In a June 23 letter to Congress four U.S. bishop conference chairmen commended the Senate for passing the Bipartisan Safer Communities Act regarding gun violence and urged them to continue to work together to “confront a culture of violence.”

It’s the second letter U.S. bishops have sent to Congress on the topic in 20 days, after mass shootings in Buffalo, New York; Uvalde, Texas; and Tulsa, Oklahoma resulted in 36 deaths, and renewed a national conversation on U.S. gun laws and culture.

Concerning the bipartisan legislation, the letter identified several key provisions that “particularly heartened” the bishops. These include:

  • Strengthening state crisis intervention programs, including extreme risk protection orders programs that prevent a person from purchasing, possessing, or receiving a firearm or ammunition at the petition of a family or household member or a law enforcement officer.
  • Funding to help schools prevent violence including mental health initiatives.
  • Strengthening background checks and closing the ‘boyfriend loophole’ to prevent people convicted of domestic abuse against a dating partner from owning a gun.
  • Enhancing reviews of gun purchasers under the age of 21.
  • Addressing weapons trafficking by prohibiting the purchase of a gun for someone else – known as straw purchasing – as well as firearm trafficking, and providing tools to investigate, prosecute, and educate around these offenses.
  • Investing in children and family mental health services, improving access to mental health care, earlier interventions, and suicide prevention.
  • Clarifying the definition of a firearm dealer to make it more difficult to evade licensing and background check requirements.

The Senate passed the bill on June 21, with a bipartisan vote of 64-34; 14 Republicans joined all 50 Democrats. The legislation is the most significant action in decades to overhaul U.S. gun laws. It now goes onto the House of Representatives for vote, where it is also expected to pass and then be sent to President Joe Biden’s desk.

“We are grateful to those senators who led bipartisan negotiations to produce this meaningful legislation … May the Prince of Peace rule your hearts, and ‘may the Lord of peace Himself give you peace at all times in every way (2 Thessalonians 3:16),’” reads the bishop’s letter.

The letter was signed by Archbishop Paul Coakley of Oklahoma City, chair of the USCCB Committee on Domestic Justice and Human Development; Archbishop Salvatore Cordileone of San Francisco, chair of the USCCB Committee on Laity, Marriage, Family Life and Youth; Archbishop William Lori of Baltimore, chair of the USCCB Committee on Pro-Life Activities; and Bishop Thomas Daly of Spokane, chair of the USCCB Committee on Catholic Education.

The four chairmen identified further actions they’d like to see from Congress including a total ban on assault weapons, limitations on civilian access to high-capacity weapons and ammunition magazines, and a more appropriate minimum age for gun ownership.
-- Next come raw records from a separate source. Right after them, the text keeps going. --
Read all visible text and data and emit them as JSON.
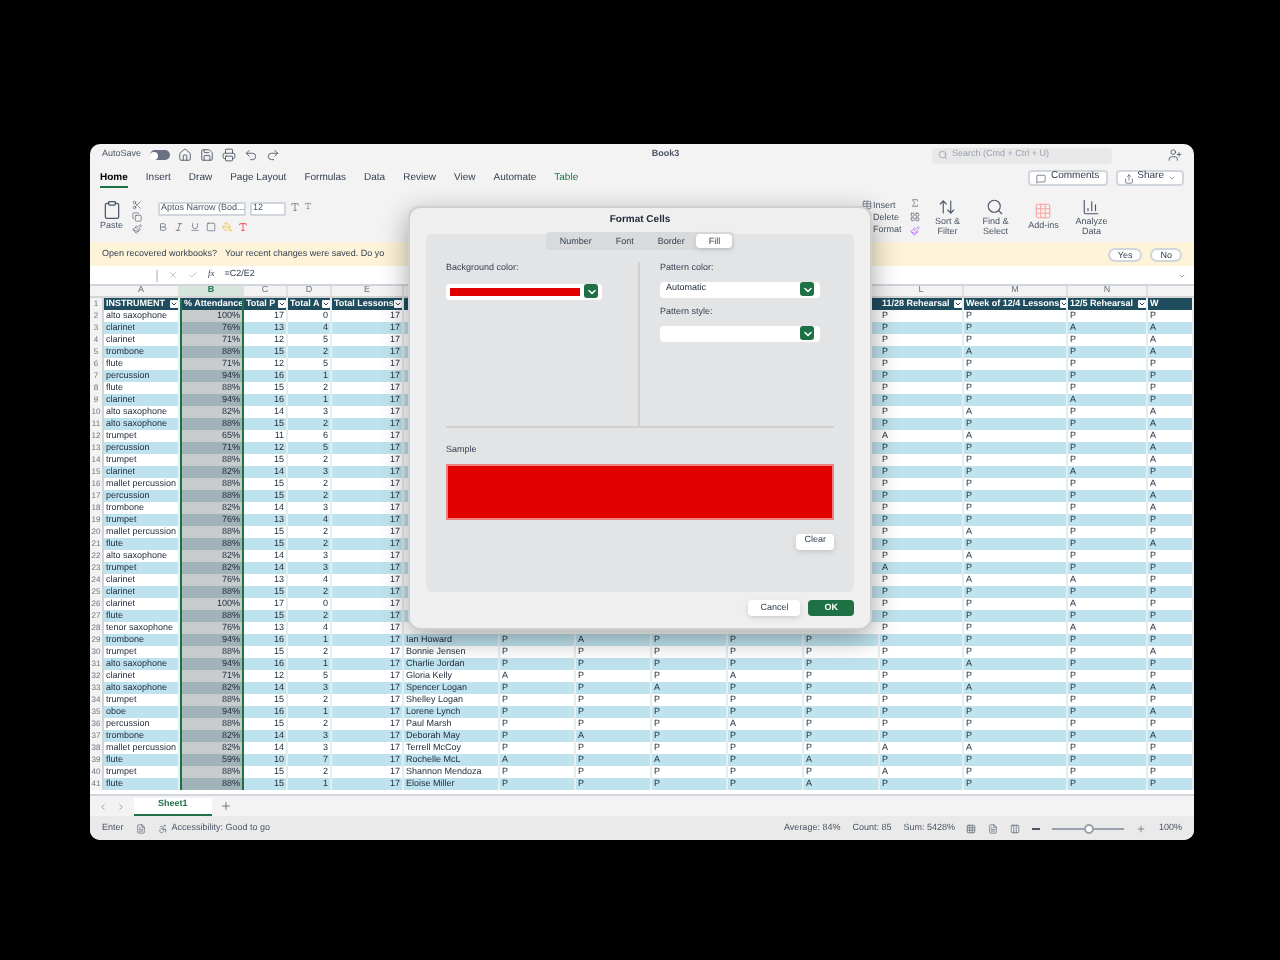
{
  "title_bar": {
    "autosave_label": "AutoSave",
    "autosave_on": false,
    "title": "Book3",
    "search_placeholder": "Search (Cmd + Ctrl + U)"
  },
  "ribbon_tabs": [
    {
      "label": "Home",
      "selected": true
    },
    {
      "label": "Insert",
      "selected": false
    },
    {
      "label": "Draw",
      "selected": false
    },
    {
      "label": "Page Layout",
      "selected": false
    },
    {
      "label": "Formulas",
      "selected": false
    },
    {
      "label": "Data",
      "selected": false
    },
    {
      "label": "Review",
      "selected": false
    },
    {
      "label": "View",
      "selected": false
    },
    {
      "label": "Automate",
      "selected": false
    },
    {
      "label": "Table",
      "selected": false
    }
  ],
  "ribbon": {
    "paste": "Paste",
    "font_name": "Aptos Narrow (Bod...",
    "font_size": "12",
    "comments": "Comments",
    "share": "Share",
    "cells_commands": [
      "Insert",
      "Delete",
      "Format"
    ],
    "sort_filter": "Sort & Filter",
    "find_select": "Find & Select",
    "add_ins": "Add-ins",
    "analyze": "Analyze Data"
  },
  "notification": {
    "title": "Open recovered workbooks?",
    "message": "Your recent changes were saved. Do yo",
    "buttons": [
      "Yes",
      "No"
    ]
  },
  "formula_bar": {
    "function_label": "fx",
    "formula": "=C2/E2"
  },
  "sheet": {
    "column_letters": {
      "A": {
        "letter": "A",
        "selected": false
      },
      "B": {
        "letter": "B",
        "selected": true
      },
      "C": {
        "letter": "C",
        "selected": false
      },
      "D": {
        "letter": "D",
        "selected": false
      },
      "E": {
        "letter": "E",
        "selected": false
      },
      "L": {
        "letter": "L",
        "selected": false
      },
      "M": {
        "letter": "M",
        "selected": false
      },
      "N": {
        "letter": "N",
        "selected": false
      }
    },
    "header": {
      "number": "1",
      "cells": {
        "A": "INSTRUMENT",
        "B": "% Attendance",
        "C": "Total P",
        "D": "Total A",
        "E": "Total Lessons",
        "L": "11/28 Rehearsal",
        "M": "Week of 12/4 Lessons",
        "N": "12/5 Rehearsal",
        "O": "W"
      }
    },
    "rows": [
      {
        "number": "2",
        "cells": {
          "A": "alto saxophone",
          "B": "100%",
          "C": "17",
          "D": "0",
          "E": "17",
          "L": "P",
          "M": "P",
          "N": "P",
          "O": "P"
        }
      },
      {
        "number": "3",
        "cells": {
          "A": "clarinet",
          "B": "76%",
          "C": "13",
          "D": "4",
          "E": "17",
          "L": "P",
          "M": "P",
          "N": "A",
          "O": "A"
        }
      },
      {
        "number": "4",
        "cells": {
          "A": "clarinet",
          "B": "71%",
          "C": "12",
          "D": "5",
          "E": "17",
          "L": "P",
          "M": "P",
          "N": "P",
          "O": "A"
        }
      },
      {
        "number": "5",
        "cells": {
          "A": "trombone",
          "B": "88%",
          "C": "15",
          "D": "2",
          "E": "17",
          "L": "P",
          "M": "A",
          "N": "P",
          "O": "A"
        }
      },
      {
        "number": "6",
        "cells": {
          "A": "flute",
          "B": "71%",
          "C": "12",
          "D": "5",
          "E": "17",
          "L": "P",
          "M": "P",
          "N": "P",
          "O": "P"
        }
      },
      {
        "number": "7",
        "cells": {
          "A": "percussion",
          "B": "94%",
          "C": "16",
          "D": "1",
          "E": "17",
          "L": "P",
          "M": "P",
          "N": "P",
          "O": "P"
        }
      },
      {
        "number": "8",
        "cells": {
          "A": "flute",
          "B": "88%",
          "C": "15",
          "D": "2",
          "E": "17",
          "L": "P",
          "M": "P",
          "N": "P",
          "O": "P"
        }
      },
      {
        "number": "9",
        "cells": {
          "A": "clarinet",
          "B": "94%",
          "C": "16",
          "D": "1",
          "E": "17",
          "L": "P",
          "M": "P",
          "N": "A",
          "O": "P"
        }
      },
      {
        "number": "10",
        "cells": {
          "A": "alto saxophone",
          "B": "82%",
          "C": "14",
          "D": "3",
          "E": "17",
          "L": "P",
          "M": "A",
          "N": "P",
          "O": "A"
        }
      },
      {
        "number": "11",
        "cells": {
          "A": "alto saxophone",
          "B": "88%",
          "C": "15",
          "D": "2",
          "E": "17",
          "L": "P",
          "M": "P",
          "N": "P",
          "O": "A"
        }
      },
      {
        "number": "12",
        "cells": {
          "A": "trumpet",
          "B": "65%",
          "C": "11",
          "D": "6",
          "E": "17",
          "L": "A",
          "M": "A",
          "N": "P",
          "O": "A"
        }
      },
      {
        "number": "13",
        "cells": {
          "A": "percussion",
          "B": "71%",
          "C": "12",
          "D": "5",
          "E": "17",
          "L": "P",
          "M": "P",
          "N": "P",
          "O": "A"
        }
      },
      {
        "number": "14",
        "cells": {
          "A": "trumpet",
          "B": "88%",
          "C": "15",
          "D": "2",
          "E": "17",
          "L": "P",
          "M": "P",
          "N": "P",
          "O": "A"
        }
      },
      {
        "number": "15",
        "cells": {
          "A": "clarinet",
          "B": "82%",
          "C": "14",
          "D": "3",
          "E": "17",
          "L": "P",
          "M": "P",
          "N": "A",
          "O": "P"
        }
      },
      {
        "number": "16",
        "cells": {
          "A": "mallet percussion",
          "B": "88%",
          "C": "15",
          "D": "2",
          "E": "17",
          "L": "P",
          "M": "P",
          "N": "P",
          "O": "A"
        }
      },
      {
        "number": "17",
        "cells": {
          "A": "percussion",
          "B": "88%",
          "C": "15",
          "D": "2",
          "E": "17",
          "L": "P",
          "M": "P",
          "N": "P",
          "O": "A"
        }
      },
      {
        "number": "18",
        "cells": {
          "A": "trombone",
          "B": "82%",
          "C": "14",
          "D": "3",
          "E": "17",
          "L": "P",
          "M": "P",
          "N": "P",
          "O": "A"
        }
      },
      {
        "number": "19",
        "cells": {
          "A": "trumpet",
          "B": "76%",
          "C": "13",
          "D": "4",
          "E": "17",
          "L": "P",
          "M": "P",
          "N": "P",
          "O": "P"
        }
      },
      {
        "number": "20",
        "cells": {
          "A": "mallet percussion",
          "B": "88%",
          "C": "15",
          "D": "2",
          "E": "17",
          "L": "P",
          "M": "A",
          "N": "P",
          "O": "P"
        }
      },
      {
        "number": "21",
        "cells": {
          "A": "flute",
          "B": "88%",
          "C": "15",
          "D": "2",
          "E": "17",
          "L": "P",
          "M": "P",
          "N": "P",
          "O": "A"
        }
      },
      {
        "number": "22",
        "cells": {
          "A": "alto saxophone",
          "B": "82%",
          "C": "14",
          "D": "3",
          "E": "17",
          "L": "P",
          "M": "A",
          "N": "P",
          "O": "P"
        }
      },
      {
        "number": "23",
        "cells": {
          "A": "trumpet",
          "B": "82%",
          "C": "14",
          "D": "3",
          "E": "17",
          "L": "A",
          "M": "P",
          "N": "P",
          "O": "P"
        }
      },
      {
        "number": "24",
        "cells": {
          "A": "clarinet",
          "B": "76%",
          "C": "13",
          "D": "4",
          "E": "17",
          "L": "P",
          "M": "A",
          "N": "A",
          "O": "P"
        }
      },
      {
        "number": "25",
        "cells": {
          "A": "clarinet",
          "B": "88%",
          "C": "15",
          "D": "2",
          "E": "17",
          "L": "P",
          "M": "P",
          "N": "P",
          "O": "P"
        }
      },
      {
        "number": "26",
        "cells": {
          "A": "clarinet",
          "B": "100%",
          "C": "17",
          "D": "0",
          "E": "17",
          "L": "P",
          "M": "P",
          "N": "A",
          "O": "P"
        }
      },
      {
        "number": "27",
        "cells": {
          "A": "flute",
          "B": "88%",
          "C": "15",
          "D": "2",
          "E": "17",
          "L": "P",
          "M": "P",
          "N": "P",
          "O": "P"
        }
      },
      {
        "number": "28",
        "cells": {
          "A": "tenor saxophone",
          "B": "76%",
          "C": "13",
          "D": "4",
          "E": "17",
          "L": "P",
          "M": "P",
          "N": "A",
          "O": "A"
        }
      },
      {
        "number": "29",
        "cells": {
          "A": "trombone",
          "B": "94%",
          "C": "16",
          "D": "1",
          "E": "17",
          "F": "Ian Howard",
          "G": "P",
          "H": "A",
          "I": "P",
          "J": "P",
          "K": "P",
          "L": "P",
          "M": "P",
          "N": "P",
          "O": "P"
        }
      },
      {
        "number": "30",
        "cells": {
          "A": "trumpet",
          "B": "88%",
          "C": "15",
          "D": "2",
          "E": "17",
          "F": "Bonnie Jensen",
          "G": "P",
          "H": "P",
          "I": "P",
          "J": "P",
          "K": "P",
          "L": "P",
          "M": "P",
          "N": "P",
          "O": "A"
        }
      },
      {
        "number": "31",
        "cells": {
          "A": "alto saxophone",
          "B": "94%",
          "C": "16",
          "D": "1",
          "E": "17",
          "F": "Charlie Jordan",
          "G": "P",
          "H": "P",
          "I": "P",
          "J": "P",
          "K": "P",
          "L": "P",
          "M": "A",
          "N": "P",
          "O": "P"
        }
      },
      {
        "number": "32",
        "cells": {
          "A": "clarinet",
          "B": "71%",
          "C": "12",
          "D": "5",
          "E": "17",
          "F": "Gloria Kelly",
          "G": "A",
          "H": "P",
          "I": "P",
          "J": "A",
          "K": "P",
          "L": "P",
          "M": "P",
          "N": "P",
          "O": "P"
        }
      },
      {
        "number": "33",
        "cells": {
          "A": "alto saxophone",
          "B": "82%",
          "C": "14",
          "D": "3",
          "E": "17",
          "F": "Spencer Logan",
          "G": "P",
          "H": "P",
          "I": "A",
          "J": "P",
          "K": "P",
          "L": "P",
          "M": "A",
          "N": "P",
          "O": "A"
        }
      },
      {
        "number": "34",
        "cells": {
          "A": "trumpet",
          "B": "88%",
          "C": "15",
          "D": "2",
          "E": "17",
          "F": "Shelley Logan",
          "G": "P",
          "H": "P",
          "I": "P",
          "J": "P",
          "K": "P",
          "L": "P",
          "M": "P",
          "N": "P",
          "O": "P"
        }
      },
      {
        "number": "35",
        "cells": {
          "A": "oboe",
          "B": "94%",
          "C": "16",
          "D": "1",
          "E": "17",
          "F": "Lorene Lynch",
          "G": "P",
          "H": "P",
          "I": "P",
          "J": "P",
          "K": "P",
          "L": "P",
          "M": "P",
          "N": "P",
          "O": "A"
        }
      },
      {
        "number": "36",
        "cells": {
          "A": "percussion",
          "B": "88%",
          "C": "15",
          "D": "2",
          "E": "17",
          "F": "Paul Marsh",
          "G": "P",
          "H": "P",
          "I": "P",
          "J": "A",
          "K": "P",
          "L": "P",
          "M": "P",
          "N": "P",
          "O": "P"
        }
      },
      {
        "number": "37",
        "cells": {
          "A": "trombone",
          "B": "82%",
          "C": "14",
          "D": "3",
          "E": "17",
          "F": "Deborah May",
          "G": "P",
          "H": "A",
          "I": "P",
          "J": "P",
          "K": "P",
          "L": "P",
          "M": "P",
          "N": "P",
          "O": "A"
        }
      },
      {
        "number": "38",
        "cells": {
          "A": "mallet percussion",
          "B": "82%",
          "C": "14",
          "D": "3",
          "E": "17",
          "F": "Terrell McCoy",
          "G": "P",
          "H": "P",
          "I": "P",
          "J": "P",
          "K": "P",
          "L": "A",
          "M": "A",
          "N": "P",
          "O": "P"
        }
      },
      {
        "number": "39",
        "cells": {
          "A": "flute",
          "B": "59%",
          "C": "10",
          "D": "7",
          "E": "17",
          "F": "Rochelle McL",
          "G": "A",
          "H": "P",
          "I": "A",
          "J": "P",
          "K": "A",
          "L": "P",
          "M": "P",
          "N": "P",
          "O": "P"
        }
      },
      {
        "number": "40",
        "cells": {
          "A": "trumpet",
          "B": "88%",
          "C": "15",
          "D": "2",
          "E": "17",
          "F": "Shannon Mendoza",
          "G": "P",
          "H": "P",
          "I": "P",
          "J": "P",
          "K": "P",
          "L": "A",
          "M": "P",
          "N": "P",
          "O": "P"
        }
      },
      {
        "number": "41",
        "cells": {
          "A": "flute",
          "B": "88%",
          "C": "15",
          "D": "1",
          "E": "17",
          "F": "Eloise Miller",
          "G": "P",
          "H": "P",
          "I": "P",
          "J": "P",
          "K": "A",
          "L": "P",
          "M": "P",
          "N": "P",
          "O": "P"
        }
      }
    ]
  },
  "sheet_tabs": [
    {
      "label": "Sheet1",
      "selected": true
    }
  ],
  "status_bar": {
    "mode": "Enter",
    "accessibility": "Accessibility: Good to go",
    "average": "Average: 84%",
    "count": "Count: 85",
    "sum": "Sum: 5428%",
    "zoom_slider": {
      "level": 0.5
    },
    "zoom": "100%"
  },
  "dialog": {
    "title": "Format Cells",
    "tabs": [
      {
        "label": "Number",
        "selected": false
      },
      {
        "label": "Font",
        "selected": false
      },
      {
        "label": "Border",
        "selected": false
      },
      {
        "label": "Fill",
        "selected": true
      }
    ],
    "background_color_label": "Background color:",
    "background_fill": {
      "color": "#e00000"
    },
    "pattern_color_label": "Pattern color:",
    "pattern_color": "Automatic",
    "pattern_style_label": "Pattern style:",
    "sample_label": "Sample",
    "clear": "Clear",
    "cancel": "Cancel",
    "ok": "OK"
  }
}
They also highlighted that many of the perpetrators of mass violence in schools come from tumultuous situations at home, and therefore “strongly encourage all manner of policies to be crafted to support cultivation of strong family life.”

“Your work to confront a culture of violence must continue,” the bishops wrote.

New York State Catholic Conference ‘troubled’ by Supreme Court ruling

On the same day the USCCB chairmen sent the letter to Congress, the Supreme Court overturned a century-old New York gun law mandating that residents need to demonstrate a “proper cause,” to get a license to carry a gun outside the home, holding that it violates the Second Amendment.

Justice Clarence Thomas wrote for the court’s 6-3 majority opinion that “because the State of New York issues public-carry licenses only when an applicant demonstrates a special need for self-defense, we conclude that the State’s licensing regime violates the Constitution.” Thomas added that the Second Amendment protects “an individual’s right to carry a handgun for self-defense outside the home.”

Beyond New York, the decision is expected to trigger challenges in other states with “proper cause” or similar conditions in place to get a public-carry license.

In response to the decision, Dennis Poust, executive director of the New York State Catholic Conference, told Crux that the conference is “troubled” by the court’s decision, and called it “regrettable” that the Supreme Court chose to step in and rule on a law that duly elected members of the state legislature have left in place for more than a century.

Poust said the state’s bishops will continue to support efforts by Gov. Kathy Hochul and state lawmakers to pass reasonable gun laws.

“The Bishops of New York State support reasonable gun laws to address street crimes, domestic violence, suicide, and mass shootings,” Poust said. “We are happy to support efforts by the governor and legislature to pass new legislation that will meet constitutional muster with the Supreme Court.”